No contato com o Comprova, Pereda afirmou que “toda a sociedade, de uma forma ou de outra, participou do combate à Covid-19” e exemplificou medidas como “a educação da população, a informação correta, a total transparência da informação a que o povo tem acesso diariamente e as campanhas educativas em todos os meios disponíveis”.

Verificação

O Comprova investiga conteúdos suspeitos sobre a pandemia que viralizam nas redes sociais. As ondas de desinformação são pautadas pela polarização e o mesmo padrão se repete na pandemia. A hidroxicloroquina e a cloroquina foram levadas para o centro da disputa ideológica após os presidentes Donald Trump, dos Estados Unidos, e Jair Bolsonaro, do Brasil, defenderem seu uso –mesmo sem comprovação científica. Cada país adota um protocolo de tratamento dos sintomas e de apoio aos doentes que considerar melhor. Por isso, os protocolos de outros países são comumente tirados de contexto para avalizar um tipo ou outro de remédio.
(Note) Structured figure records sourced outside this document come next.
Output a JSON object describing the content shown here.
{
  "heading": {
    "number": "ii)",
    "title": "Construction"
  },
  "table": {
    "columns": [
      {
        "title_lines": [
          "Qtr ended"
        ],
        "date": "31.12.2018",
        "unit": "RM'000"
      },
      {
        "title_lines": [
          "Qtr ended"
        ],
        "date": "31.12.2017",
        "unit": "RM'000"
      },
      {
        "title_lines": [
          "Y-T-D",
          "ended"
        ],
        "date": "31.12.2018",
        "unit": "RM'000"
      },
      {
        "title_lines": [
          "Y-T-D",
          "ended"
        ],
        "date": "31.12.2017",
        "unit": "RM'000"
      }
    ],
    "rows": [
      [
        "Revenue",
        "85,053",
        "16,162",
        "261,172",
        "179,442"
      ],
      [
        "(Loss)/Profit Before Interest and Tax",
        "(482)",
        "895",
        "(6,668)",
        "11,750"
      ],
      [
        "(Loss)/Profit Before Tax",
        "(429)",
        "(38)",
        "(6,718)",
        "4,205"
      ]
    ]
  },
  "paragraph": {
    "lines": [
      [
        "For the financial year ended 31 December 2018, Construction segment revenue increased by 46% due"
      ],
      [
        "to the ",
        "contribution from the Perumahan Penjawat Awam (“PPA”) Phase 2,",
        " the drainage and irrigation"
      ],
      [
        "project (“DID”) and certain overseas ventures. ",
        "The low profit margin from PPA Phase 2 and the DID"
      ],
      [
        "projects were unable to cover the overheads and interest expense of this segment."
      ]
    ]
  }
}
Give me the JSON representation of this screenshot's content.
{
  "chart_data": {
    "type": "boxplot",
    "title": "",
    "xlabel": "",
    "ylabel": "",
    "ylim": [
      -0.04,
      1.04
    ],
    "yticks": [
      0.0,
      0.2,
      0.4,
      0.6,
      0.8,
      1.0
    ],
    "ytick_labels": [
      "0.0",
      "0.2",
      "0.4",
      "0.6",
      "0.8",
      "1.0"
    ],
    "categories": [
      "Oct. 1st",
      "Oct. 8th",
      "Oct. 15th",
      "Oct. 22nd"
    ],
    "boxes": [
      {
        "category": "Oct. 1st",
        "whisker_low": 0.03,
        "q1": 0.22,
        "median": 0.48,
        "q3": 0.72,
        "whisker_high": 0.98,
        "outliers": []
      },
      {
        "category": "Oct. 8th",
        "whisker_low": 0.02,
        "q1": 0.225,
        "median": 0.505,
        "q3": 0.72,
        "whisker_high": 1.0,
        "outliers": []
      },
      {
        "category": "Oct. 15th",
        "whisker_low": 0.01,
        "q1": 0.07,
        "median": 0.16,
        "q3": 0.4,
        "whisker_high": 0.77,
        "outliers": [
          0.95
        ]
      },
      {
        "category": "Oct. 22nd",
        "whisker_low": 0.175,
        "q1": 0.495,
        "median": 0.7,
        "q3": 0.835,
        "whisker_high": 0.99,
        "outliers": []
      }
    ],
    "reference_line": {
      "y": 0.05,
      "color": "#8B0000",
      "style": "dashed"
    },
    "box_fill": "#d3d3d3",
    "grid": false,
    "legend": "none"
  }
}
O texto publicado pelo site Pleno.News teve mais de 247 mil interações até a publicação desta checagem, segundo a ferramenta de monitoramento de redes sociais CrowdTangle. As informações foram compartilhadas por outros blogs como o Gazeta Brasil e também serviram de fonte para post dos deputados federais Carla Zambelli (PSL-SP) e Marco Feliciano (Republicanos-SP)

Enganoso, para o Comprova, é todo o conteúdo retirado do contexto original e usado em outro com o propósito de mudar o seu significado; que induz a uma interpretação diferente da intenção de seu autor; conteúdo que confunde, com ou sem a intenção deliberada de causar dano.

O Comprova fez esta verificação baseado em informações científicas e dados oficiais sobre o novo coronavírus e a covid-19 disponíveis no dia 24 de julho de 2020.

A investigação desse conteúdo foi feita por Folha e Estadão e publicada na sexta-feira (24) pelo Projeto Comprova, coalizão que reúne 28 veículos na checagem de conteúdos sobre coronavírus e políticas públicas. Foi verificada por UOL, SBT, BandNews e Jornal do Commercio.